Great. And I will put the same question to you. Simone, I'd be very keen for your thoughts. 

In general as a person, I tend to be quite positive, thank God and in general, I'm noticing that there are few changes, maybe small ones, not everywhere, unfortunately. Sometimes I also talk from a perspective that is quite lucky, now, living in the UK is quite advanced compared to other countries, but in general we are noticing that there is a bit of a shift both in research and in clinical practice. I guess there are also this podcast is a very nice sign itself and also the series because now we are talking about the LGBTQIA+ people, but there are also people who are neurodiverse and the fact that there is this interest is already for me is already a positive sign and I was very happy when I was invited to be part of it and I guess that one of the things people need to realize that inclusive teams can happen by accident so they want like one day they want knock to your doors and say, oh, finally we have like an inclusive team, but it needs to be designed to support and sustain in time because above all, I was saying, in this political situation, we have rights that can be taken in a second so we never need to take these things for granted.  

Thank you both very much.
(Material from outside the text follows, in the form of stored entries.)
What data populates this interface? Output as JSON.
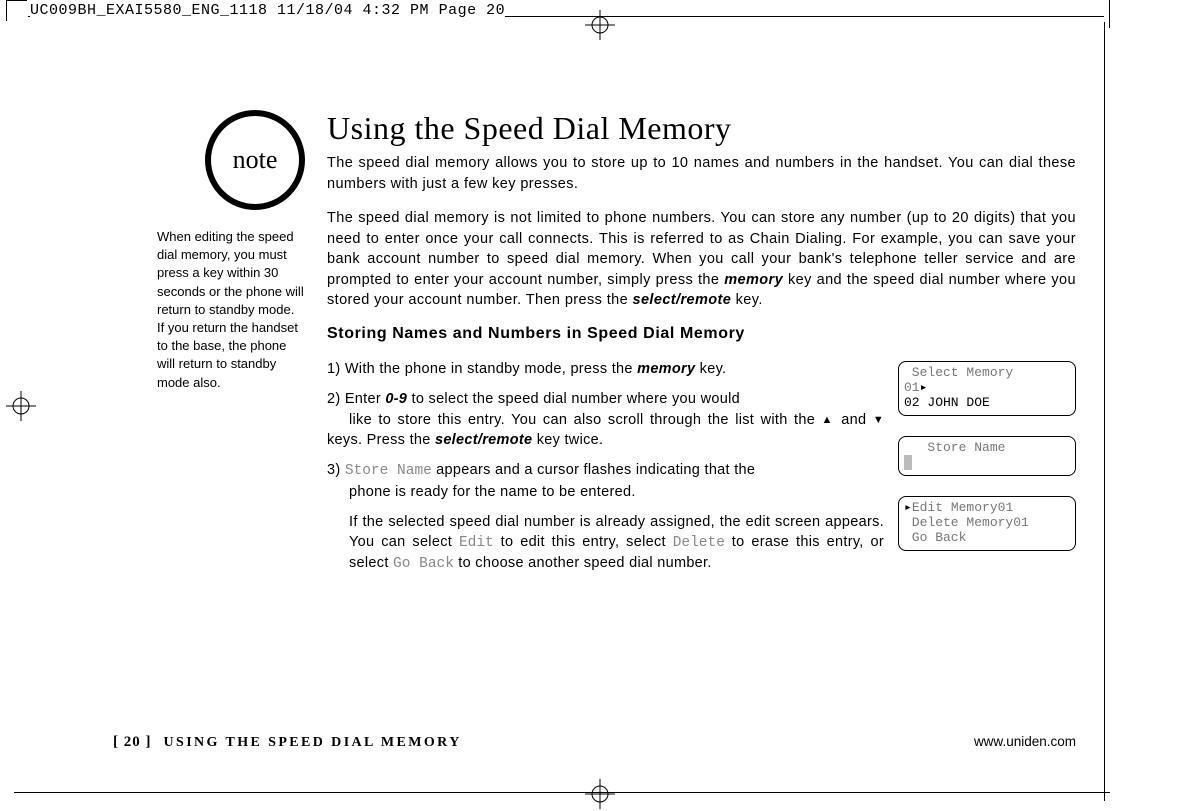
{
  "meta": {
    "slug": "UC009BH_EXAI5580_ENG_1118  11/18/04  4:32 PM  Page 20"
  },
  "sidebar": {
    "badge": "note",
    "note": "When editing the speed dial memory, you must press a key within 30 seconds or the phone will return to standby mode. If you return the handset to the base, the phone will return to standby mode also."
  },
  "main": {
    "title": "Using the Speed Dial Memory",
    "intro1": "The speed dial memory allows you to store up to 10 names and numbers in the handset. You can dial these numbers with just a few key presses.",
    "heading": "Storing Names and Numbers in Speed Dial Memory",
    "keys": {
      "memory": "memory",
      "select_remote": "select/remote",
      "range": "0-9"
    },
    "lcd": {
      "select": {
        "line1": " Select Memory",
        "line2": "01▸",
        "line3": "02 JOHN DOE"
      },
      "store": {
        "line1": "   Store Name"
      },
      "edit": {
        "line1": "▸Edit Memory01",
        "line2": " Delete Memory01",
        "line3": " Go Back"
      }
    },
    "mono_terms": {
      "store_name": "Store Name",
      "edit": "Edit",
      "delete": "Delete",
      "go_back": "Go Back"
    }
  },
  "footer": {
    "page": "[ 20 ]",
    "title": "USING THE SPEED DIAL MEMORY",
    "url": "www.uniden.com"
  }
}
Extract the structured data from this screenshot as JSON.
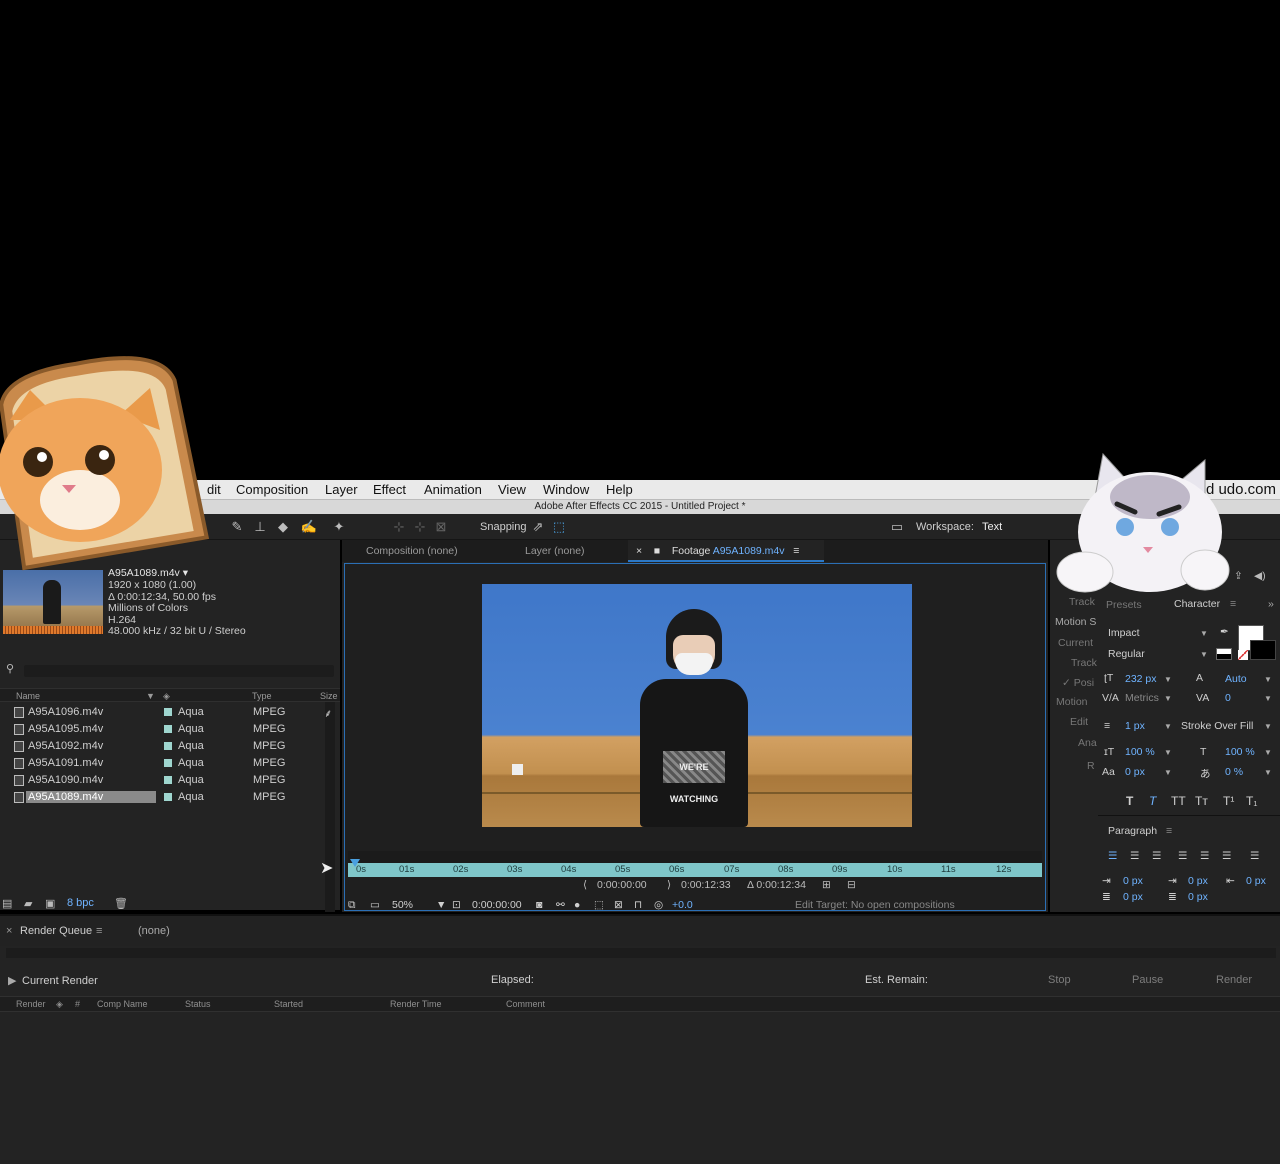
{
  "menubar": {
    "items": [
      "dit",
      "Composition",
      "Layer",
      "Effect",
      "Animation",
      "View",
      "Window",
      "Help"
    ],
    "watermark": "d     udo.com"
  },
  "window_title": "Adobe After Effects CC 2015 - Untitled Project *",
  "toolbar": {
    "snapping_label": "Snapping",
    "workspace_label": "Workspace:",
    "workspace_value": "Text"
  },
  "project": {
    "selected_name": "A95A1089.m4v ▾",
    "info_lines": [
      "1920 x 1080 (1.00)",
      "Δ 0:00:12:34, 50.00 fps",
      "Millions of Colors",
      "H.264",
      "48.000 kHz / 32 bit U / Stereo"
    ],
    "search_icon": "search-icon",
    "columns": {
      "name": "Name",
      "type": "Type",
      "size": "Size"
    },
    "rows": [
      {
        "name": "A95A1096.m4v",
        "label": "Aqua",
        "type": "MPEG"
      },
      {
        "name": "A95A1095.m4v",
        "label": "Aqua",
        "type": "MPEG"
      },
      {
        "name": "A95A1092.m4v",
        "label": "Aqua",
        "type": "MPEG"
      },
      {
        "name": "A95A1091.m4v",
        "label": "Aqua",
        "type": "MPEG"
      },
      {
        "name": "A95A1090.m4v",
        "label": "Aqua",
        "type": "MPEG"
      },
      {
        "name": "A95A1089.m4v",
        "label": "Aqua",
        "type": "MPEG"
      }
    ],
    "bpc": "8 bpc"
  },
  "viewer": {
    "tabs": [
      "Composition (none)",
      "Layer (none)"
    ],
    "active_tab_prefix": "Footage",
    "active_tab_name": "A95A1089.m4v",
    "shirt_text": "WE'RE WATCHING",
    "ticks": [
      "0s",
      "01s",
      "02s",
      "03s",
      "04s",
      "05s",
      "06s",
      "07s",
      "08s",
      "09s",
      "10s",
      "11s",
      "12s"
    ],
    "in_time": "0:00:00:00",
    "out_time": "0:00:12:33",
    "duration": "Δ 0:00:12:34",
    "zoom": "50%",
    "current_time": "0:00:00:00",
    "exposure": "+0.0",
    "edit_target": "Edit Target: No open compositions"
  },
  "right": {
    "left_labels": [
      "Track",
      "Motion S",
      "Current",
      "Track",
      "✓ Posi",
      "Motion",
      "Edit",
      "Ana",
      "R"
    ],
    "presets_label": "Presets",
    "character_title": "Character",
    "font": "Impact",
    "style": "Regular",
    "font_size": "232 px",
    "leading": "Auto",
    "kerning": "Metrics",
    "tracking": "0",
    "stroke_width": "1 px",
    "stroke_mode": "Stroke Over Fill",
    "vert_scale": "100 %",
    "horiz_scale": "100 %",
    "baseline": "0 px",
    "tsume": "0 %",
    "type_buttons": [
      "T",
      "T",
      "TT",
      "Tт",
      "T¹",
      "T₁"
    ],
    "paragraph_title": "Paragraph",
    "indent_left": "0 px",
    "indent_first": "0 px",
    "indent_right": "0 px",
    "space_before": "0 px",
    "space_after": "0 px"
  },
  "render_queue": {
    "title": "Render Queue",
    "comp": "(none)",
    "current_render": "Current Render",
    "elapsed": "Elapsed:",
    "est_remain": "Est. Remain:",
    "stop": "Stop",
    "pause": "Pause",
    "render": "Render",
    "columns": [
      "Render",
      "#",
      "Comp Name",
      "Status",
      "Started",
      "Render Time",
      "Comment"
    ]
  },
  "colors": {
    "accent": "#2b78c6",
    "label_aqua": "#9fd6cf",
    "ruler": "#7fc6c9"
  }
}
So with that, we will draw today's podcast to a close. I know that I am certainly leaving now, what, 35, 45 minutes later, much better educated with much more thoughts about how we can care for patients better. So, Grayson & Simone thank you very much for your candor, your openness, your expertise and sharing your thoughts with me today. So I will conclude today's Talking Rheumatology podcast, remember, this is part of the Patient Voices series, there are many more of these podcasts available online, so please do check them out and I'm sure you'll join me in extending my thanks to our two wonderful guests today Thanks very much.